I pulled out of the driveway straight into a roadblock at the intersection in front of the house. State troopers on each direction stopped motorists in every passing vehicle.
Smiling timidly, I handed over my license and registration. The unsmiling officer glanced into the backseat and lowered his eyebrows.
“That child looks too young for that booster seat.”
I twisted around to look. Sure enough, my oblivious three year old swung her legs cheerfully from her big sister’s booster seat. Behind her, my older daughter looked at me with a mixture of innocent confusion and knowing guilt, squished in her little sister’s car seat.
“How old is she?”
Gulp. “Yes, sir.”
“Ma’am, three year olds are not old enough for booster seats.”
“Her sister switched seats with her. I didn’t realize…”
He mumbled something and retreated to his squad car. When he returned, he handed me a colored paper. “I’m giving you a ticket for inappropriate child restraint. You will appear at court at the abovementioned day in September. Failure to appear may result in a warrant for your arrest.”
Shaking, I pulled away. I dutifully reported to court on the appointed September day, when I was fined over $200 for my mistake.
Take It from Me: Know the Rules
If you’re a new parent, take my advice: learn exactly what child restraint system is required. It varies from state to state, so in case you’re unsure, here are some guidelines.

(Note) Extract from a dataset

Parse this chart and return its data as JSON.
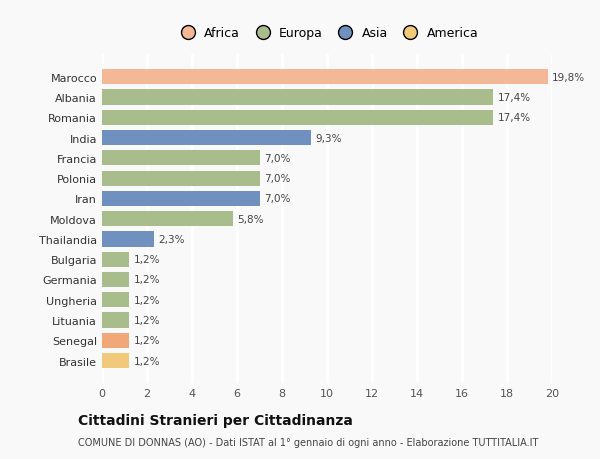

- In a recent policy statement the American Academy of Pediatrics updated their guidelines and are now advising parents to keep toddlers in rear-facing car seats until the age of two, or until they exceed the height or weight limit of the car seat.
Your child should stay in a rear-facing car seat for as long as they will fit. Once their knees are pushing against the seat and making them uncomfortable, or if they have exceeded the height or weight limit printed on the back of the car seat, it is time to turn them around.
- A child should be in a five-point harness car seat up to the age of four. I got the ticket to prove it—and just weeks before her fourth birthday, too!
- The laws say children should remain in a booster seat until they are tall enough for the lap belt to fit snugly over their thighs, not their stomachs. That can be as old as 12.
- Children should remain in the backseat until the age of twelve.
- Learn more in our complete guide to booster seats.
Even though child safety requirements can seem invasive, they’re there to protect, not to perturb. Remembering that helps me keep it all in perspective – that, and the squad car parked on the side of the road!